Caroline Chevé : « La situation en cette rentrée scolaire est très inquiétante »

C’est l’un des nouveaux visages du monde syndical. La professeure de philosophie a pris la tête de la FSU, première fédération syndicale de l’enseignement, au début de l’année. C’est dans ce nouveau rôle qu’elle s’apprête à vivre une rentrée scolaire et sociale particulièrement agitée.

Pierre Jequier-Zalc  • 1 septembre 2025 abonné·es
Caroline Chevé : « La situation en cette rentrée scolaire est très inquiétante »
Le 25 aout dans les locaux de la FSU à Bagnolet.
© Maxime Sirvins

Caroline Chevé est secrétaire générale de la FSU depuis février 2025. Cette professeure de philosophie a enseigné pendant plus de vingt ans dans un lycée d’éducation prioritaire des quartiers nord de Marseille. Toujours engagée au sein de la FSU, elle était, depuis 2019, secrétaire départementale des Bouches-du-Rhône. Elle continue à enseigner mais, depuis cette rentrée, dans un lycée parisien. C’est dans ce nouveau rôle au sein du syndicat qu’elle s’apprête à vivre une rentrée scolaire et sociale particulièrement agitée, alors que d’importantes mobilisations se préparent, le 10 et le 18 septembre, et que les moyens des services publics sont frontalement attaqués par les propositions budgétaires de François Bayrou.

Vous êtes la nouvelle numéro 1 de la Fédération Syndicale Unitaire (FSU) depuis février. Quelles sont les priorités de votre mandat, dans un contexte où la fonction publique est régulièrement attaquée, et ses budgets taillés ?

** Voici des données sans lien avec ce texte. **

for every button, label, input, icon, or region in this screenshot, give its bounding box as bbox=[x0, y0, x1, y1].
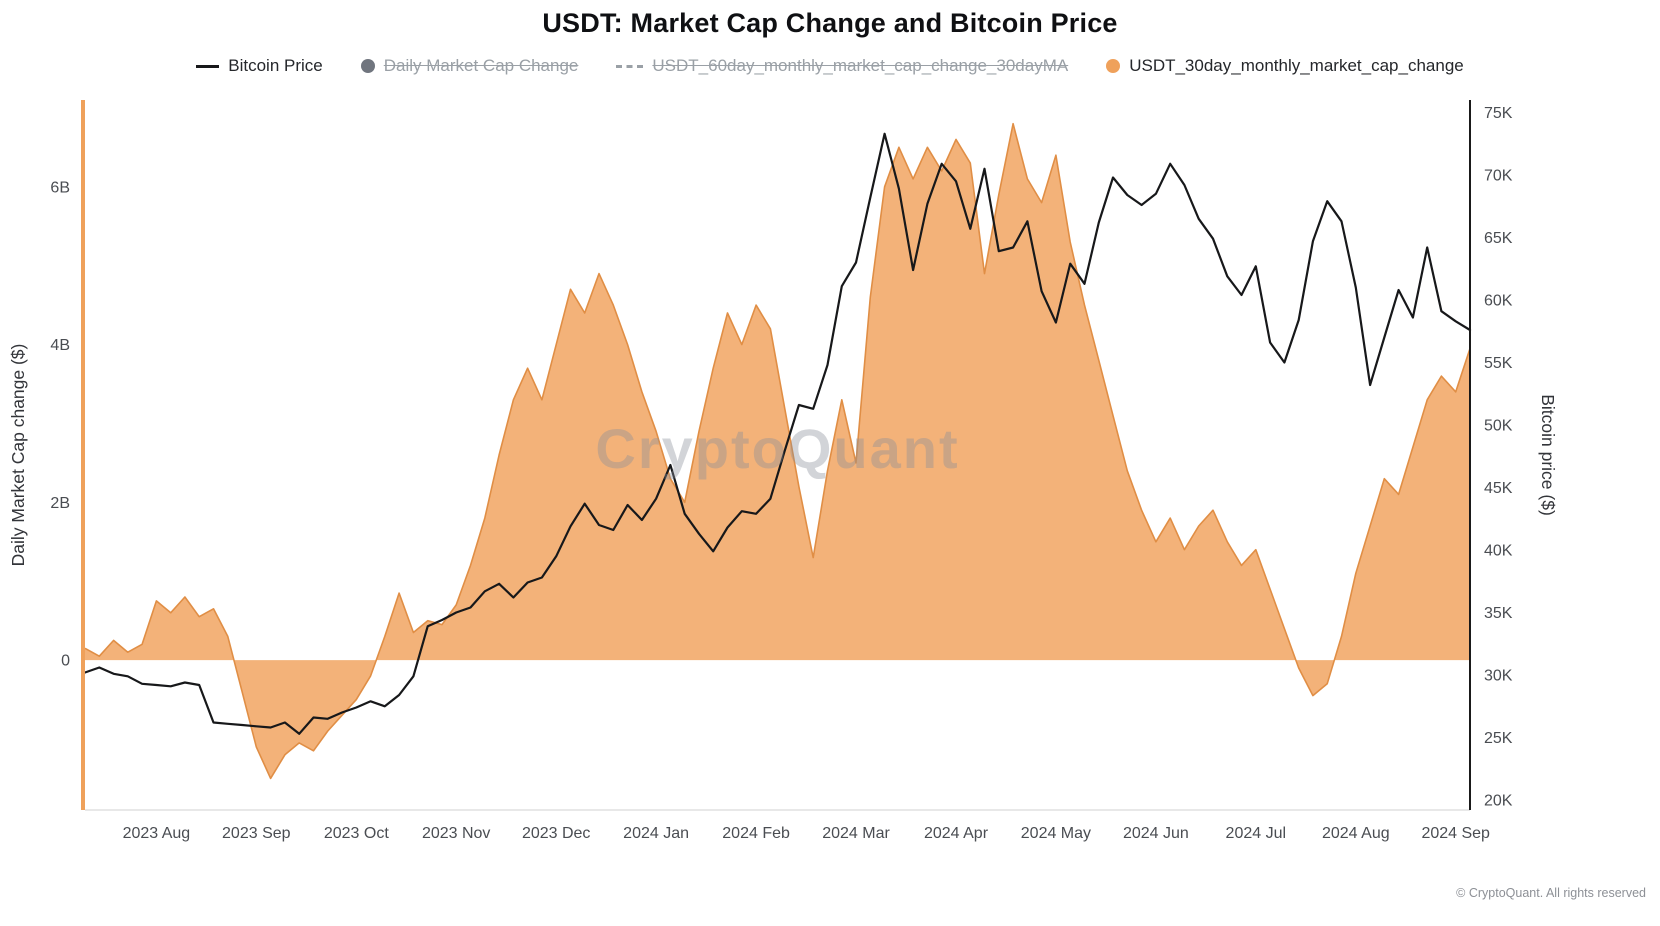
circle-marker-icon bbox=[1106, 59, 1121, 73]
svg-text:70K: 70K bbox=[1484, 168, 1513, 185]
svg-text:2024 Feb: 2024 Feb bbox=[722, 825, 790, 842]
legend-item-daily-market-cap-change[interactable]: Daily Market Cap Change bbox=[360, 56, 579, 76]
circle-marker-icon bbox=[360, 59, 375, 73]
svg-text:2023 Aug: 2023 Aug bbox=[123, 825, 191, 842]
x-axis-labels: 2023 Aug 2023 Sep 2023 Oct 2023 Nov 2023 Dec… bbox=[123, 825, 1490, 842]
svg-text:25K: 25K bbox=[1484, 730, 1513, 747]
legend-label-daily-market-cap-change: Daily Market Cap Change bbox=[383, 56, 579, 75]
svg-text:2024 Jul: 2024 Jul bbox=[1226, 825, 1287, 842]
svg-text:2024 Sep: 2024 Sep bbox=[1421, 825, 1490, 842]
dash-marker-icon bbox=[616, 64, 644, 68]
svg-text:2023 Sep: 2023 Sep bbox=[222, 825, 291, 842]
svg-text:2B: 2B bbox=[50, 495, 70, 512]
usdt-area-series bbox=[84, 122, 1471, 780]
svg-text:2024 Apr: 2024 Apr bbox=[924, 825, 989, 842]
svg-text:45K: 45K bbox=[1484, 480, 1513, 497]
svg-text:2023 Oct: 2023 Oct bbox=[324, 825, 389, 842]
legend-label-usdt-60day-ma: USDT_60day_monthly_market_cap_change_30d… bbox=[652, 56, 1069, 75]
svg-text:4B: 4B bbox=[50, 337, 70, 354]
copyright-notice: © CryptoQuant. All rights reserved bbox=[1456, 886, 1646, 900]
svg-text:60K: 60K bbox=[1484, 293, 1513, 310]
svg-text:20K: 20K bbox=[1484, 793, 1513, 810]
legend-label-bitcoin-price: Bitcoin Price bbox=[228, 56, 323, 75]
legend-item-bitcoin-price[interactable]: Bitcoin Price bbox=[196, 56, 323, 76]
chart-title: USDT: Market Cap Change and Bitcoin Pric… bbox=[542, 8, 1118, 38]
bitcoin-price-line bbox=[83, 132, 1472, 735]
svg-text:2023 Dec: 2023 Dec bbox=[522, 825, 591, 842]
svg-text:0: 0 bbox=[61, 653, 70, 670]
svg-text:55K: 55K bbox=[1484, 355, 1513, 372]
right-axis-title: Bitcoin price ($) bbox=[1538, 394, 1558, 516]
svg-text:2024 May: 2024 May bbox=[1021, 825, 1091, 842]
svg-text:2024 Jun: 2024 Jun bbox=[1123, 825, 1189, 842]
right-axis-ticks: 20K 25K 30K 35K 40K 45K 50K 55K 60K 65K 70K 75K bbox=[1484, 105, 1513, 810]
legend: Bitcoin Price Daily Market Cap Change US… bbox=[0, 56, 1660, 76]
svg-text:65K: 65K bbox=[1484, 230, 1513, 247]
svg-text:2023 Nov: 2023 Nov bbox=[422, 825, 491, 842]
svg-text:2024 Jan: 2024 Jan bbox=[623, 825, 689, 842]
svg-text:35K: 35K bbox=[1484, 605, 1513, 622]
svg-text:6B: 6B bbox=[50, 179, 70, 196]
svg-text:30K: 30K bbox=[1484, 668, 1513, 685]
legend-item-usdt-30day-change[interactable]: USDT_30day_monthly_market_cap_change bbox=[1106, 56, 1464, 76]
legend-item-usdt-60day-ma[interactable]: USDT_60day_monthly_market_cap_change_30d… bbox=[616, 56, 1068, 76]
left-axis-line bbox=[81, 100, 85, 810]
svg-text:40K: 40K bbox=[1484, 543, 1513, 560]
legend-label-usdt-30day-change: USDT_30day_monthly_market_cap_change bbox=[1129, 56, 1464, 75]
left-axis-ticks: 0 2B 4B 6B bbox=[50, 179, 70, 669]
left-axis-title: Daily Market Cap change ($) bbox=[8, 344, 28, 567]
svg-text:50K: 50K bbox=[1484, 418, 1513, 435]
svg-text:75K: 75K bbox=[1484, 105, 1513, 122]
line-marker-icon bbox=[196, 64, 220, 68]
svg-text:2024 Aug: 2024 Aug bbox=[1322, 825, 1390, 842]
svg-text:2024 Mar: 2024 Mar bbox=[822, 825, 890, 842]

Caroline Chevé : J’ai remplacé Benoît Teste en tant que secrétaire générale, avec l’objectif d’être dans la continuité : défendre, plus que jamais, les services publics et les agents qui les font vivre. Régulièrement, on entend parler de défense des services publics avec l’idée que ses missions restent essentielles. En revanche, on entend beaucoup plus rarement dire que si on ne répond pas à la crise d’attractivité que connaissent tous les métiers des services publics, c’est la possibilité même de l’existence de ces derniers qui va s’effondrer.

Pour moi, la priorité est là : convaincre qu’il n’y a pas de services publics sans métiers attractifs.

C’est pour moi une préoccupation majeure. Comment faire pour que les étudiants et les étudiantes d’aujourd’hui aspirent à se diriger vers les métiers des services publics ? Comment s’assurer que celles et ceux qui les font vivre ne les quittent pas ? La réponse n’est évidemment pas simple. Le premier levier, toutefois, on le connaît : c’est la question de la rémunération et des conditions de travail. C’est-à-dire d’avoir les moyens de faire son travail et de le faire correctement, au bénéfice des usagers et des usagères. Ne pas réussir à le faire faute de moyens est un facteur de souffrance terrible. Donc, pour moi, la priorité est là : convaincre qu’il n’y a pas de services publics sans métiers attractifs.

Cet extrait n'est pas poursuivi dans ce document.